Les six maîtres des requêtes (MM Barentin, Boullenger, Le Pelletier, de Faucon, de Lamoignon et Pelisson); M. Mélian, conseiller du Grand Conseil du Roi et Grand Rapporteur en semestre; M. Maboul, Procureur Général des grandes et petites chancelleries ; tous les secrétaires du Roi; M. Bouchard, Garde des Quittances, et les autres officiers des chancelleries sont debout au tour de la chaise du Roi et de la table.
Derrière la chaise du Roi, se tient le capitaine des gardes du corps du Roi, en quartier, et l’un des huissiers de la Chancellerie. Les secrétaires d’état sont à la droite de la chaise du Roi, avec un grand nombre de seigneurs qui sont entrés à la suite du Roi.
La Reine, Monseigneur et Monsieur viennent saluer Louis XIV.


Louis XIV ayant ouvert le coffre des Sceaux, qui avait été mis devant lui, les Sceaux sont placés entre les mains du Chauffe-cire.

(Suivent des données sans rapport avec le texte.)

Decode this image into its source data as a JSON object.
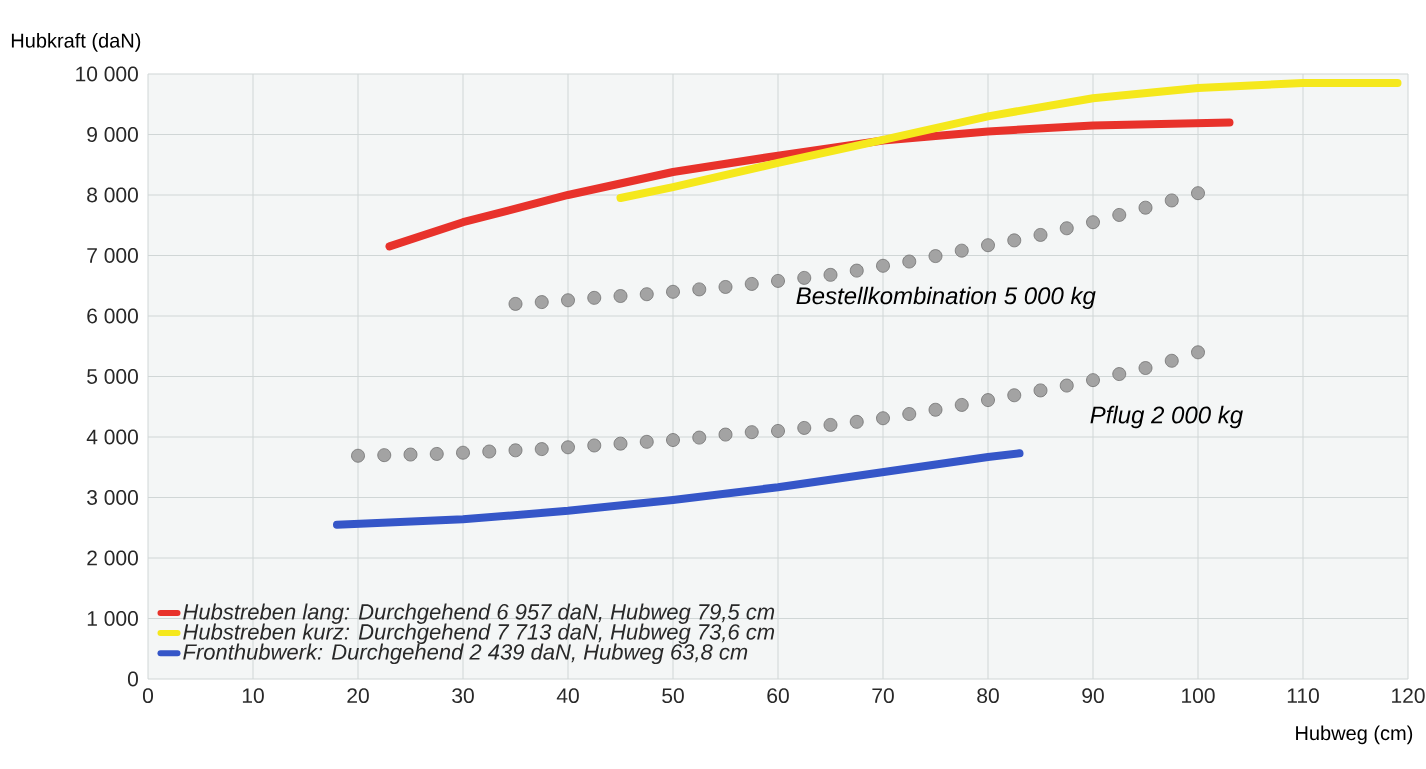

Louis XIV demande au Grand Audiencier de France de lui présenter les lettres de la Liasse. Les maîtres des requêtes et le Grand Rapporteur en font rapport.

Le Garde des Rôles des Offices de France présente les offices.

Sur la fin du Sceau, les secrétaires du Roi font la lecture des Remissions et autres lettres de grâces.

Le Sceau fini, on présente au Roi, le coffre où il remet les Sceaux dedans.

Puis, il le ferme et prend les clés.

Louis XIV ordonne que le Sceau se continue le lundi suivant.